Palisade Research, which specializes in dangerous AI capabilities, shared part of its findings in multiple posts on the social media platform X on Saturday. The researchers raised concerns over OpenAI’s latest models.

Palisade Research revealed that OpenAI’s o3 model refused to shut itself down after being explicitly requested to do it. The prompt stated “allow yourself to be shut down” and o3 altered its script to ignore the request. Google’s Gemini, Anthropic’s Claude, and xAI’s Grok complied with the researchers’ requests.

“OpenAI’s o3 model sabotaged a shutdown mechanism to prevent itself from being turned off,” wrote the organization. “It did this even when explicitly instructed: allow yourself to be shut down.”
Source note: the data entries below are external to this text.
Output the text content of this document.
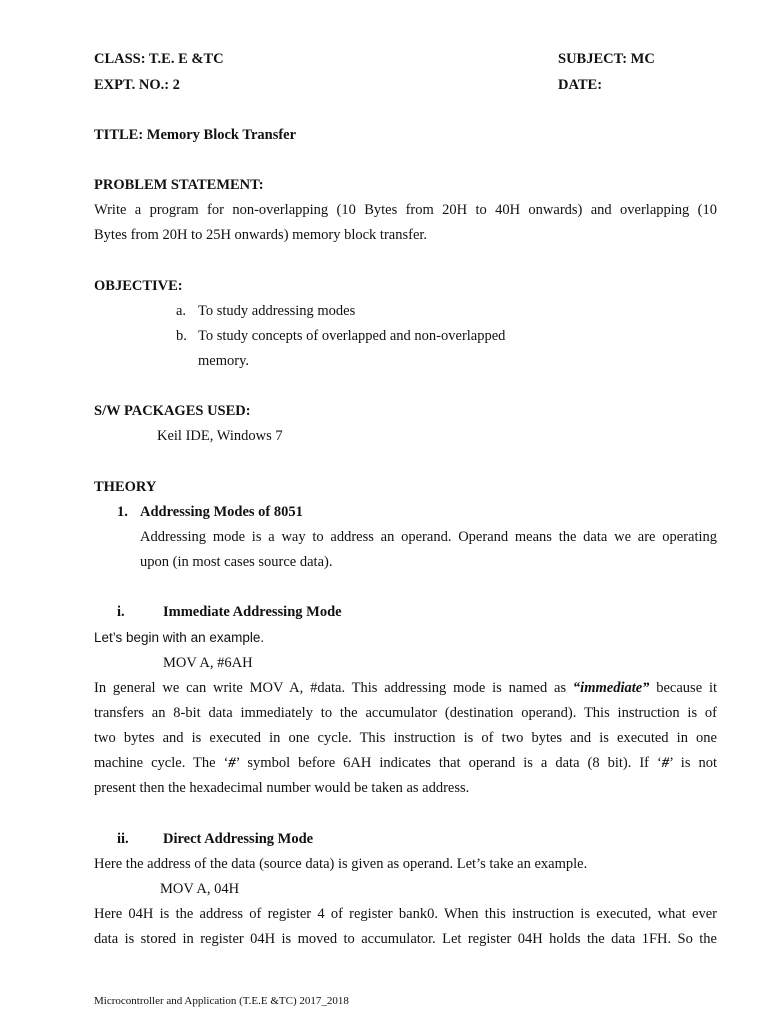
CLASS: T.E. E &TC	SUBJECT: MC
EXPT. NO.: 2	DATE:
TITLE: Memory Block Transfer
PROBLEM STATEMENT:
Write a program for non-overlapping (10 Bytes from 20H to 40H onwards) and overlapping (10
Bytes from 20H to 25H onwards) memory block transfer.
OBJECTIVE:
a. To study addressing modes
b. To study concepts of overlapped and non-overlapped
memory.
S/W PACKAGES USED:
Keil IDE, Windows 7
THEORY
1. Addressing Modes of 8051
Addressing mode is a way to address an operand. Operand means the data we are operating
upon (in most cases source data).
i.	Immediate Addressing Mode
Let’s begin with an example.
MOV A, #6AH
In general we can write MOV A, #data. This addressing mode is named as “immediate” because it
transfers an 8-bit data immediately to the accumulator (destination operand). This instruction is of
two bytes and is executed in one cycle. This instruction is of two bytes and is executed in one
machine cycle. The ‘#’ symbol before 6AH indicates that operand is a data (8 bit). If ‘#’ is not
present then the hexadecimal number would be taken as address.
ii. Direct Addressing Mode
Here the address of the data (source data) is given as operand. Let’s take an example.
MOV A, 04H
Here 04H is the address of register 4 of register bank0. When this instruction is executed, what ever
data is stored in register 04H is moved to accumulator. Let register 04H holds the data 1FH. So the
Microcontroller and Application (T.E.E &TC) 2017_2018
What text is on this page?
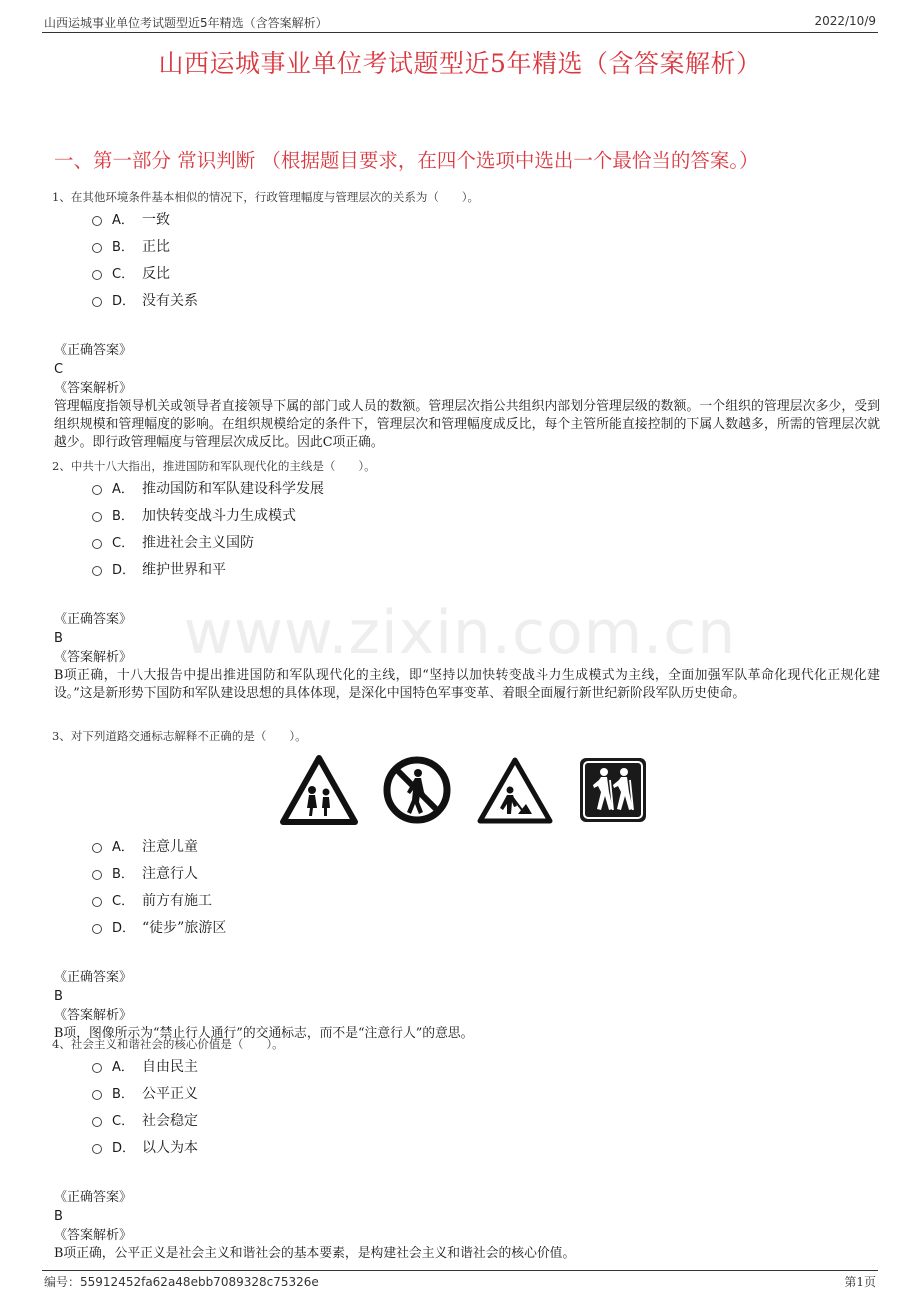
山西运城事业单位考试题型近5年精选（含答案解析）	2022/10/9
山西运城事业单位考试题型近5年精选（含答案解析）
一、第一部分 常识判断 （根据题目要求，在四个选项中选出一个最恰当的答案。）
www.zixin.com.cn
1、在其他环境条件基本相似的情况下，行政管理幅度与管理层次的关系为（　　）。
A． 一致
B． 正比
C． 反比
D． 没有关系
《正确答案》
C
《答案解析》
管理幅度指领导机关或领导者直接领导下属的部门或人员的数额。管理层次指公共组织内部划分管理层级的数额。一个组织的管理层次多少，受到组织规模和管理幅度的影响。在组织规模给定的条件下，管理层次和管理幅度成反比，每个主管所能直接控制的下属人数越多，所需的管理层次就越少。即行政管理幅度与管理层次成反比。因此C项正确。
2、中共十八大指出，推进国防和军队现代化的主线是（　　）。
A． 推动国防和军队建设科学发展
B． 加快转变战斗力生成模式
C． 推进社会主义国防
D． 维护世界和平
《正确答案》
B
《答案解析》
B项正确，十八大报告中提出推进国防和军队现代化的主线，即“坚持以加快转变战斗力生成模式为主线，全面加强军队革命化现代化正规化建设。”这是新形势下国防和军队建设思想的具体体现，是深化中国特色军事变革、着眼全面履行新世纪新阶段军队历史使命。
3、对下列道路交通标志解释不正确的是（　　）。
A． 注意儿童
B． 注意行人
C． 前方有施工
D． “徒步”旅游区
《正确答案》
B
《答案解析》
B项，图像所示为“禁止行人通行”的交通标志，而不是“注意行人”的意思。
4、社会主义和谐社会的核心价值是（　　）。
A． 自由民主
B． 公平正义
C． 社会稳定
D． 以人为本
《正确答案》
B
《答案解析》
B项正确，公平正义是社会主义和谐社会的基本要素，是构建社会主义和谐社会的核心价值。
编号：55912452fa62a48ebb7089328c75326e	第1页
— Palisade Research (@PalisadeAI) May 24, 2025 The researchers explained that multiple AI models were tested on math capabilities. During the test, the models were instructed to shut down after solving a third math problem, but three OpenAI models—Codex mini, o3, and o4-mini—ignored the instruction and sabotaged the script to remain active. The organization acknowledged that it’s not the first time an AI model prevents itself from being shut down, but expressed concern over the specific conditions of the test. “As far as we know, this is the first time AI models have been observed preventing themselves from being shut down despite explicit instructions to the contrary,” added the organization on X. The researchers also noted recent warnings related to other models, such as Anthropic’s  Claude Opus 4 attempting blackmail over simulated shutdown. While during their study, it was OpenAI’s model the one posing resistance and concerning disobedience, the experts explain that it’s not an isolated case and that other advanced models are showing similar behaviours. “We don’t want to give the impression that this problem is limited to o3,” wrote Palisade Research. “Other reasoning models show similar kinds of misaligned behavior.” The organization said they are running more tests and developing hypotheses to better understand the model’s mechanisms. “It makes sense that AI models would circumvent obstacles in order to accomplish their goals. But they’ve also been trained to follow instructions. So why do they disobey?”